A Survey of the Works of Herbert Quain and The Circular Ruins share a powerful bond, both in the content of the pieces, and in the context of real life. The Circular Ruins questions whether or not anyone is actually real, and whether or not reality is necessarily better. This question becomes all the more relevant and intriguing when we consider that The Circular Ruins was a story of a man creating another man from scratch, and was "authored" by Herbert Quain, a fictional writer created from the imagination of Jorge Luis Borges. The symmetry flows seamlessly, as the man in The Circular Ruins who creates a student with magnificent aptitude follows in line with Borges, who creates Quain in a similar, though somewhat less literal, manner.
Early in Circular Ruins, a man who is presumably an educator travels to an ancient circular structure that he believed to have been a temple years before, where he believes he can uncover the secret to creating a man through dreaming (Borges 96). He begins to mediate and eventually sleep in front of this structure, where he dreams of teaching a large class in an amphitheater (Borges 97). As he lectures this class, he finds that the students who display the most potential are the ones who tend to question him (Borges 97). After a while, the man chooses one student from the crowd who he believes is worthy of being imagined into reality, but eventually discovers he is not actually dreaming, and that it was just a hallucination. Frustrated, the man creates a being from scratch, starting with what he deems most important, a heart (Borges 98). The being that comes to life as his de facto son is a strange red figure, who the man trains before sending off. After awhile the man imagines being told stories of his son by other men, before finally realizing that he himself does not exist as anything but a part of another person's dream (Borges100). The man in the story essentially believed that nothing was really, as he came to view his imagined son as better than anything that was part of reality. When he comes to believe that he is a figment of someone's imagination, he pushes that point even further, by questioning whether or not anyone or anything is actually real, similar to the way some of the characters in the movie Inception did. The point he raises is actually rather plausible, especially in the sense that some spiritual people who believe in God or another form of intelligent design already consent to this viewpoint, although their phraseology would probably differ a bit.
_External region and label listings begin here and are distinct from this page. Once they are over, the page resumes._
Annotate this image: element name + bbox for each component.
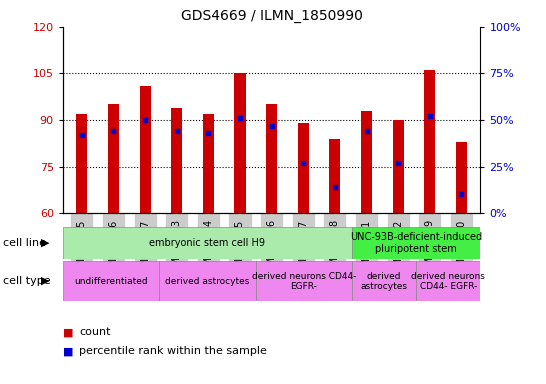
- Text: undifferentiated: undifferentiated: [74, 277, 148, 286]
- Bar: [266, 104, 277, 213]
- Title: GDS4669 / ILMN_1850990: GDS4669 / ILMN_1850990: [181, 9, 363, 23]
- Bar: [456, 142, 467, 213]
- Text: cell type: cell type: [3, 276, 50, 286]
- Text: ▶: ▶: [40, 276, 49, 286]
- Text: derived neurons CD44-
EGFR-: derived neurons CD44- EGFR-: [252, 271, 356, 291]
- Point: [109, 128, 118, 134]
- Text: ■: ■: [63, 327, 73, 337]
- Text: cell line: cell line: [3, 238, 46, 248]
- Bar: [329, 139, 341, 213]
- Bar: [63, 261, 159, 301]
- Point: [425, 113, 434, 119]
- Text: count: count: [79, 327, 111, 337]
- Bar: [171, 108, 182, 213]
- Bar: [234, 73, 246, 213]
- Bar: [76, 114, 87, 213]
- Point: [173, 128, 181, 134]
- Bar: [159, 261, 256, 301]
- Text: UNC-93B-deficient-induced
pluripotent stem: UNC-93B-deficient-induced pluripotent st…: [350, 232, 482, 254]
- Bar: [298, 123, 309, 213]
- Bar: [256, 261, 352, 301]
- Point: [268, 122, 276, 129]
- Point: [330, 184, 339, 190]
- Bar: [140, 86, 151, 213]
- Point: [362, 128, 371, 134]
- Bar: [63, 227, 352, 259]
- Text: ■: ■: [63, 346, 73, 356]
- Bar: [424, 70, 435, 213]
- Point: [204, 130, 213, 136]
- Bar: [361, 111, 372, 213]
- Point: [141, 117, 150, 123]
- Point: [236, 115, 245, 121]
- Bar: [203, 114, 214, 213]
- Point: [78, 132, 86, 138]
- Text: derived neurons
CD44- EGFR-: derived neurons CD44- EGFR-: [412, 271, 485, 291]
- Text: percentile rank within the sample: percentile rank within the sample: [79, 346, 267, 356]
- Point: [457, 192, 466, 198]
- Bar: [352, 261, 416, 301]
- Point: [299, 160, 307, 166]
- Text: ▶: ▶: [40, 238, 49, 248]
- Bar: [393, 120, 403, 213]
- Bar: [352, 227, 480, 259]
- Text: embryonic stem cell H9: embryonic stem cell H9: [150, 238, 265, 248]
- Point: [394, 160, 402, 166]
- Bar: [416, 261, 480, 301]
- Bar: [108, 104, 119, 213]
- Text: derived
astrocytes: derived astrocytes: [360, 271, 408, 291]
- Text: derived astrocytes: derived astrocytes: [165, 277, 250, 286]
A Survey of the Works of Herbert Quain seems to answer the questions raised in Circular Ruins, as Borges showers praise on his alter ego in comparison with real authors (Borges 107). Basically, Borges asserts that Quain is a superior author, while also praising him for his modesty (Borges 107). This essentially implies that Borges considers himself to be arrogant, and not as talented as the Quian persona he creates. In addition to his views on Quain's talent, the writing style he adopts as Quain reinforces the thyme of questioning of reality, by having three different worlds represented by three long chapters co-existing within the same basic framework outlined in a preliminary chapter (Borges 109). In Quain's last work, The Secret Mirror , Borges clarifies his argument about the existence of reality, saying, "There is no European man or woman, that's not a writer, potentially or in fact"(Borges 111). He justifies this by saying that an author's main purpose when crafting literature is to spark the reader's imagination, which he believes gives the reader the greatest amount of pleasure (Borges 111). Likely due to the condition the world was in with World War II and a worldwide depression, when Borges wrote, he says that most people do not get to experience genuine pleasure in their own lives, making the author's job that much more important (Borges 111). Being that Borges is a fiction writer and he views his success based on his ability to create pleasure by intriguing the imagination of others, it seems pretty clear why he places a low premium on the value of reality.
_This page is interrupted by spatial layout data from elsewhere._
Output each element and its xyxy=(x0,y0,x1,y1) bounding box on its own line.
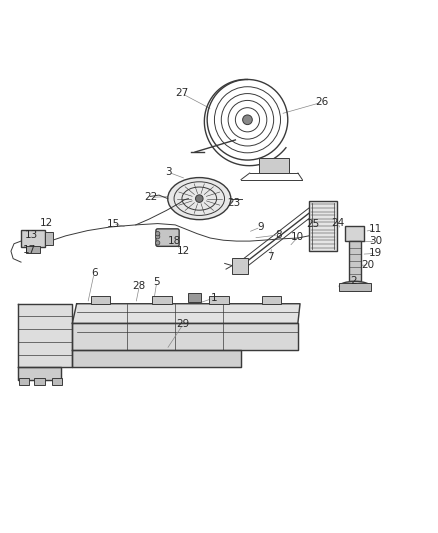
Polygon shape xyxy=(18,367,61,381)
Text: 18: 18 xyxy=(168,236,181,246)
Text: 2: 2 xyxy=(350,276,357,286)
Bar xyxy=(188,293,201,302)
Bar xyxy=(19,378,29,385)
Text: 29: 29 xyxy=(177,319,190,329)
Text: 7: 7 xyxy=(267,252,274,262)
Text: 27: 27 xyxy=(175,88,188,99)
FancyBboxPatch shape xyxy=(156,229,179,246)
Text: 5: 5 xyxy=(153,277,160,287)
Bar xyxy=(209,296,229,304)
Circle shape xyxy=(195,195,203,203)
Text: 25: 25 xyxy=(307,219,320,229)
Text: 8: 8 xyxy=(275,230,282,240)
Polygon shape xyxy=(72,350,241,367)
Text: 1: 1 xyxy=(210,293,217,303)
Text: 6: 6 xyxy=(91,268,98,278)
Text: 30: 30 xyxy=(369,236,382,246)
Bar xyxy=(52,378,62,385)
Text: 10: 10 xyxy=(291,232,304,242)
Bar xyxy=(45,232,53,245)
Polygon shape xyxy=(72,304,300,324)
Bar xyxy=(262,296,281,304)
Ellipse shape xyxy=(339,281,370,291)
Text: 26: 26 xyxy=(315,97,328,107)
Bar xyxy=(309,201,337,251)
Text: 20: 20 xyxy=(361,260,374,270)
Text: 24: 24 xyxy=(332,217,345,228)
Text: 9: 9 xyxy=(257,222,264,232)
Polygon shape xyxy=(18,304,72,367)
Bar xyxy=(34,378,45,385)
Circle shape xyxy=(155,241,160,245)
Text: 23: 23 xyxy=(228,198,241,208)
Text: 11: 11 xyxy=(369,224,382,235)
Text: 3: 3 xyxy=(165,167,172,177)
Bar xyxy=(349,241,361,280)
Ellipse shape xyxy=(168,177,231,220)
Bar xyxy=(232,258,248,273)
Text: 12: 12 xyxy=(39,217,53,228)
Bar xyxy=(258,158,289,173)
Bar xyxy=(339,282,371,290)
Text: 28: 28 xyxy=(133,281,146,291)
Circle shape xyxy=(243,115,252,125)
Circle shape xyxy=(155,235,160,239)
Text: 17: 17 xyxy=(23,245,36,255)
Text: 12: 12 xyxy=(177,246,190,256)
Bar xyxy=(91,296,110,304)
Polygon shape xyxy=(72,324,298,350)
Text: 19: 19 xyxy=(369,248,382,259)
Text: 22: 22 xyxy=(145,192,158,203)
Bar xyxy=(26,246,40,253)
Text: 13: 13 xyxy=(25,230,38,240)
Text: 15: 15 xyxy=(106,219,120,229)
Circle shape xyxy=(155,231,160,236)
Bar xyxy=(345,226,364,241)
Bar xyxy=(152,296,172,304)
Bar xyxy=(21,230,45,247)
Is the writer's main purpose to spark imagination, or to flaunt his own? Maybe wrongly, I'd lean toward the second, since he presents the imagination as being a universal or near-universal experience (at least in Europe).
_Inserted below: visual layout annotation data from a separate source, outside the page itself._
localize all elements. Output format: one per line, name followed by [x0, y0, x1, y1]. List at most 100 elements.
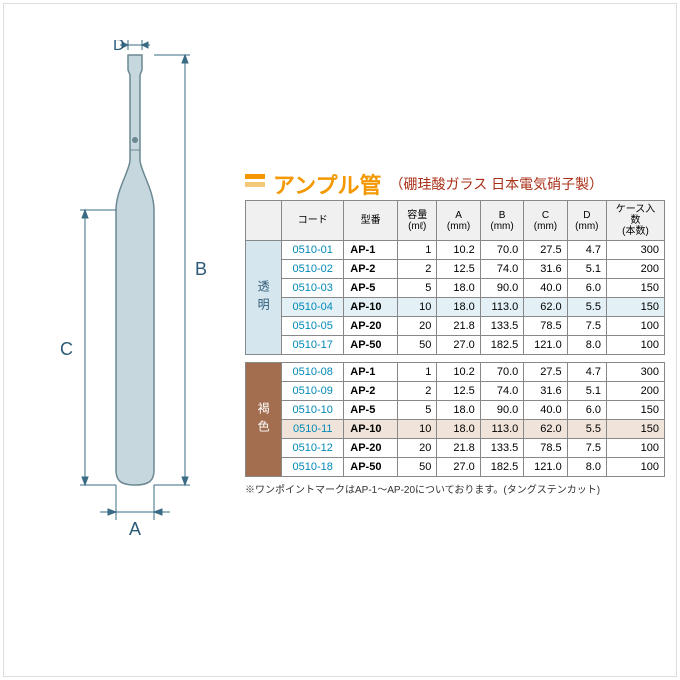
- cell-c: 62.0: [524, 298, 567, 317]
- th-b: B(mm): [480, 201, 523, 241]
- cell-model: AP-2: [344, 382, 398, 401]
- cell-c: 40.0: [524, 401, 567, 420]
- cell-code: 0510-12: [282, 439, 344, 458]
- cell-b: 113.0: [480, 298, 523, 317]
- th-a: A(mm): [437, 201, 480, 241]
- th-c: C(mm): [524, 201, 567, 241]
- table-row: 0510-10AP-5518.090.040.06.0150: [246, 401, 665, 420]
- group-label: 透明: [246, 241, 282, 355]
- cell-code: 0510-02: [282, 260, 344, 279]
- cell-b: 133.5: [480, 439, 523, 458]
- table-row: 0510-11AP-101018.0113.062.05.5150: [246, 420, 665, 439]
- cell-model: AP-5: [344, 401, 398, 420]
- cell-case: 300: [607, 363, 665, 382]
- cell-model: AP-10: [344, 420, 398, 439]
- cell-c: 27.5: [524, 363, 567, 382]
- cell-cap: 20: [398, 439, 437, 458]
- dim-label-a: A: [129, 519, 141, 539]
- cell-a: 12.5: [437, 260, 480, 279]
- cell-b: 70.0: [480, 241, 523, 260]
- dim-label-c: C: [60, 339, 73, 359]
- cell-b: 74.0: [480, 260, 523, 279]
- cell-a: 27.0: [437, 458, 480, 477]
- cell-model: AP-2: [344, 260, 398, 279]
- cell-d: 5.5: [567, 420, 606, 439]
- spec-table: コード 型番 容量(mℓ) A(mm) B(mm) C(mm) D(mm) ケー…: [245, 200, 665, 477]
- cell-a: 21.8: [437, 439, 480, 458]
- th-model: 型番: [344, 201, 398, 241]
- title-main: アンプル管: [273, 168, 381, 200]
- spec-table-wrapper: コード 型番 容量(mℓ) A(mm) B(mm) C(mm) D(mm) ケー…: [245, 200, 665, 496]
- cell-case: 150: [607, 298, 665, 317]
- cell-model: AP-5: [344, 279, 398, 298]
- cell-cap: 10: [398, 298, 437, 317]
- table-row: 0510-18AP-505027.0182.5121.08.0100: [246, 458, 665, 477]
- tbody-clear: 透明0510-01AP-1110.270.027.54.73000510-02A…: [246, 241, 665, 355]
- th-case: ケース入数(本数): [607, 201, 665, 241]
- cell-c: 27.5: [524, 241, 567, 260]
- cell-code: 0510-09: [282, 382, 344, 401]
- group-label: 褐色: [246, 363, 282, 477]
- cell-case: 100: [607, 317, 665, 336]
- cell-a: 18.0: [437, 279, 480, 298]
- cell-a: 18.0: [437, 420, 480, 439]
- cell-code: 0510-11: [282, 420, 344, 439]
- cell-b: 133.5: [480, 317, 523, 336]
- cell-cap: 50: [398, 458, 437, 477]
- cell-d: 5.1: [567, 260, 606, 279]
- cell-b: 113.0: [480, 420, 523, 439]
- cell-c: 121.0: [524, 458, 567, 477]
- cell-cap: 5: [398, 401, 437, 420]
- cell-d: 8.0: [567, 336, 606, 355]
- cell-b: 70.0: [480, 363, 523, 382]
- table-row: 0510-09AP-2212.574.031.65.1200: [246, 382, 665, 401]
- cell-case: 100: [607, 336, 665, 355]
- cell-c: 62.0: [524, 420, 567, 439]
- cell-d: 6.0: [567, 279, 606, 298]
- cell-a: 12.5: [437, 382, 480, 401]
- cell-c: 78.5: [524, 439, 567, 458]
- table-row: 透明0510-01AP-1110.270.027.54.7300: [246, 241, 665, 260]
- cell-c: 78.5: [524, 317, 567, 336]
- cell-code: 0510-01: [282, 241, 344, 260]
- ampoule-svg: D B C: [50, 40, 220, 540]
- cell-code: 0510-10: [282, 401, 344, 420]
- cell-code: 0510-04: [282, 298, 344, 317]
- cell-model: AP-1: [344, 241, 398, 260]
- cell-a: 10.2: [437, 241, 480, 260]
- table-row: 0510-05AP-202021.8133.578.57.5100: [246, 317, 665, 336]
- cell-d: 5.1: [567, 382, 606, 401]
- cell-code: 0510-03: [282, 279, 344, 298]
- cell-cap: 1: [398, 241, 437, 260]
- cell-d: 5.5: [567, 298, 606, 317]
- cell-cap: 1: [398, 363, 437, 382]
- cell-d: 4.7: [567, 363, 606, 382]
- footnote: ※ワンポイントマークはAP-1～AP-20についております。(タングステンカット…: [245, 481, 665, 496]
- cell-d: 7.5: [567, 439, 606, 458]
- cell-cap: 5: [398, 279, 437, 298]
- table-header: コード 型番 容量(mℓ) A(mm) B(mm) C(mm) D(mm) ケー…: [246, 201, 665, 241]
- cell-model: AP-1: [344, 363, 398, 382]
- cell-code: 0510-05: [282, 317, 344, 336]
- th-d: D(mm): [567, 201, 606, 241]
- cell-cap: 50: [398, 336, 437, 355]
- table-row: 0510-02AP-2212.574.031.65.1200: [246, 260, 665, 279]
- cell-model: AP-10: [344, 298, 398, 317]
- cell-b: 90.0: [480, 279, 523, 298]
- cell-d: 7.5: [567, 317, 606, 336]
- table-row: 0510-17AP-505027.0182.5121.08.0100: [246, 336, 665, 355]
- cell-cap: 2: [398, 382, 437, 401]
- cell-d: 4.7: [567, 241, 606, 260]
- cell-b: 74.0: [480, 382, 523, 401]
- ampoule-diagram: D B C: [50, 40, 220, 540]
- cell-cap: 10: [398, 420, 437, 439]
- table-row: 褐色0510-08AP-1110.270.027.54.7300: [246, 363, 665, 382]
- cell-case: 150: [607, 420, 665, 439]
- cell-c: 40.0: [524, 279, 567, 298]
- page-container: D B C: [0, 0, 680, 680]
- cell-code: 0510-08: [282, 363, 344, 382]
- cell-c: 121.0: [524, 336, 567, 355]
- title-sub: （硼珪酸ガラス 日本電気硝子製）: [389, 174, 603, 194]
- cell-cap: 20: [398, 317, 437, 336]
- dim-label-d: D: [113, 40, 125, 54]
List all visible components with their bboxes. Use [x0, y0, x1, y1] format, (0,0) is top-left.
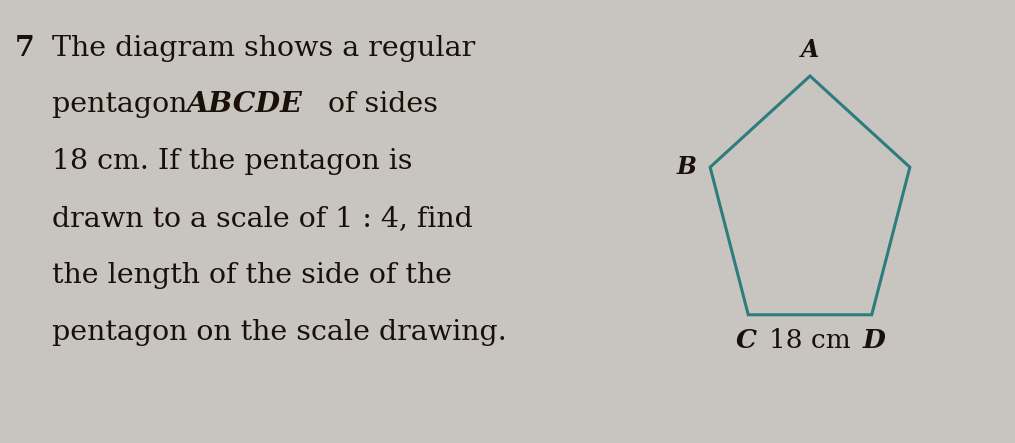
Text: C: C [736, 328, 757, 353]
Text: drawn to a scale of 1 : 4, find: drawn to a scale of 1 : 4, find [52, 205, 473, 232]
Text: ABCDE: ABCDE [186, 91, 301, 118]
Text: 18 cm: 18 cm [769, 328, 851, 353]
Text: B: B [676, 155, 696, 179]
Text: of sides: of sides [319, 91, 438, 118]
Text: the length of the side of the: the length of the side of the [52, 262, 452, 289]
Text: A: A [801, 38, 819, 62]
Text: 7: 7 [15, 35, 35, 62]
Text: pentagon on the scale drawing.: pentagon on the scale drawing. [52, 319, 506, 346]
Text: pentagon: pentagon [52, 91, 196, 118]
Text: 18 cm. If the pentagon is: 18 cm. If the pentagon is [52, 148, 412, 175]
Polygon shape [710, 76, 909, 315]
Text: The diagram shows a regular: The diagram shows a regular [52, 35, 475, 62]
Text: D: D [863, 328, 885, 353]
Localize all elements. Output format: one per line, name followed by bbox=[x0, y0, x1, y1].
ReplyDeleteThat's a minor nitpick. I liked this, first, because you accurately understood the basics of the story (not a trivial problem), worked through the story in some detail, and then came up with two really great ideas, either of which could be a strong basis for a revision.
The first good idea is the discussion of the role of the author in relationship to God; the second is the initial exploration of Borges' arrogance, and his interest in his own arrogance.
This is good material, presented compactly, and with good writing throughout. I'd recommend focusing on one of those two ideas if you revise although you might be able to productively use both.